Coughs caused by colds can last weeks, especially if your child has one cold right after another. Asthma, allergies, or a chronic infection in the sinuses or breathing passages might also be responsible for these persistent coughs. If the cough lasts for 3 weeks, notify your child’s doctor.
When to Call Your Child’s Doctor
Most childhood coughs are nothing to be concerned about. However, consult a doctor if your child:
- has trouble breathing or is working hard to breathe
- is breathing more quickly than usual
- has a blue or dusky color to the lips, face, or tongue
- has a high fever (particularly in a young infant or in the absence of congestion or a runny nose; contact your child’s doctor for any fever in an infant younger than 3 months)
- is an infant (3 months old or younger) who has been coughing for more than a few hours
- makes a “whooping” sound when she breathes after coughing
- is coughing up blood
- has stridor when inhaling
- has wheezing when exhaling (unless you already have home asthma management instructions from your child’s doctor)
- is listless or cranky
One of the best ways to diagnose a cough is by listening. Your child’s doctor will determine how to treat your child based in part on what the cough sounds like.

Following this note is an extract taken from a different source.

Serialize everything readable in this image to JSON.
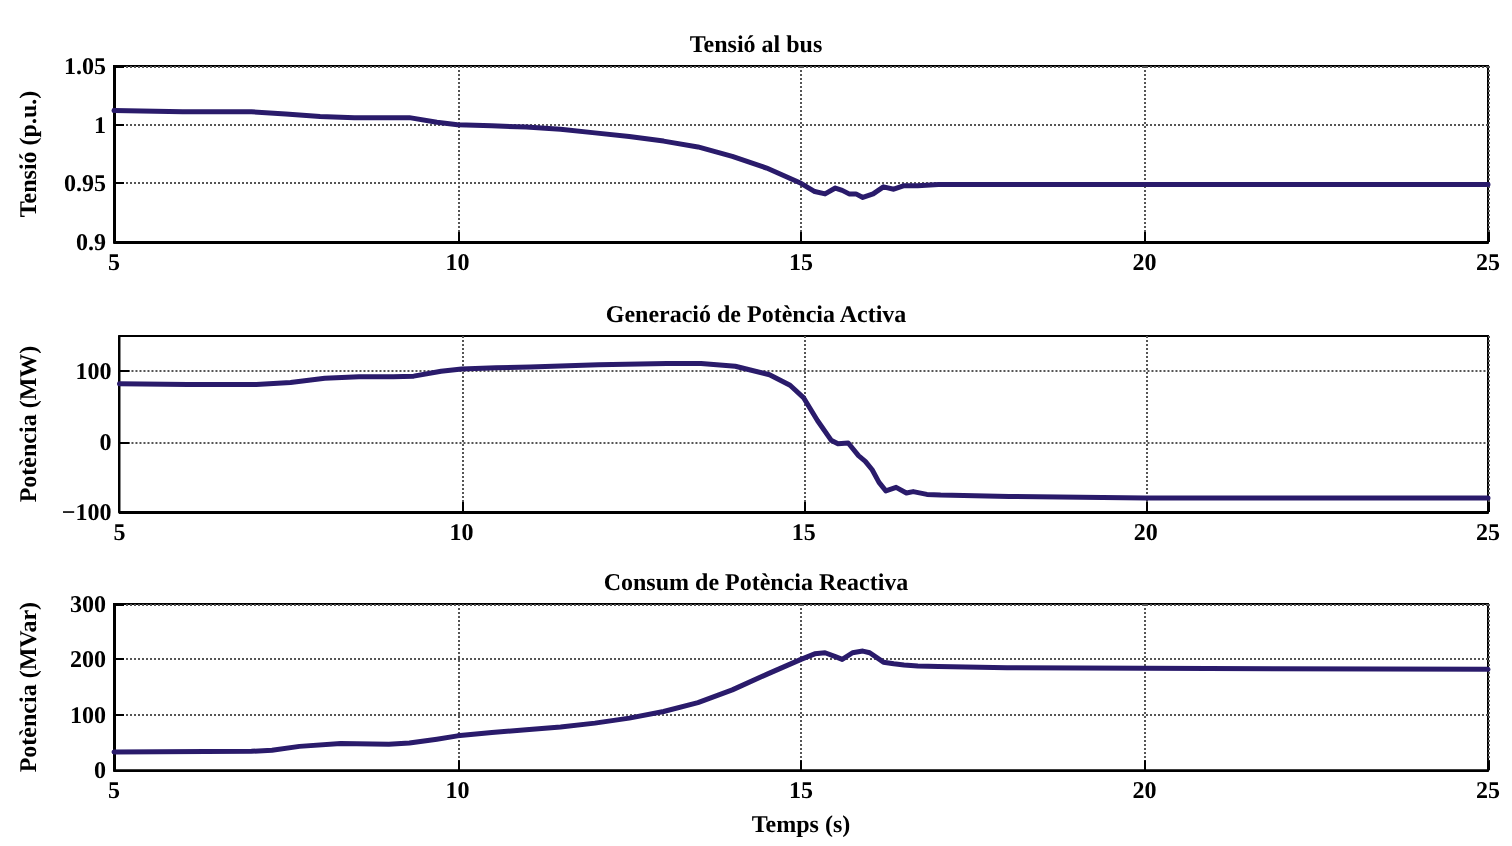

Because the majority of respiratory illnesses are caused by viruses, doctors typically do not prescribe antibiotics for coughs. If your doctor suspects some kind of bacterial infection, he or she will probably prescribe antibiotics. Some coughing-related illnesses just need to run their course.
Unless your child’s cough is preventing sleep, cough medicines are usually unnecessary (and even for sleep purposes are not proven to work). If you do choose to use an over-the-counter (OTC) cough suppressant, consult the doctor to be sure that the dose is correct since all medications can have side effects and, in some cases, can even be dangerous for infants and young children.
Home treatments should never take the place of consulting your child’s doctor for any of the conditions listed above, but there are several things you can do at home to make your child more comfortable.
- If your child has asthma, make sure you have received asthma-management instructions from your child’s doctor. Monitor your child’s progress carefully during a flare-up and give asthma medicines according to the doctor’s instructions.
- If your child wakes up with a “barky” or “croupy” cough in the middle of the night, take him or her into the bathroom, close the door, and let the shower run on hot for several minutes. After the room steams up, sit in the bathroom with your child for about 20 minutes. The steam should help your child breathe more easily. Try reading a book together to keep your child occupied.
- A cool-mist humidifier in your child’s room might help him or her sleep through the night.
- Cool beverages like juice can be soothing; avoid carbonated or citrus drinks, however, because carbonation and citric acid can be painful on raw areas.
- You should not give your child (especially a baby or toddler) OTC cough medicine, as there may be potential side effects from the medication with little or no relief of the cough.
- Cough drops, which are fine for older children, are a choking hazard for young children. It’s best to avoid them unless your child’s doctor says that they are safe to provide to your child.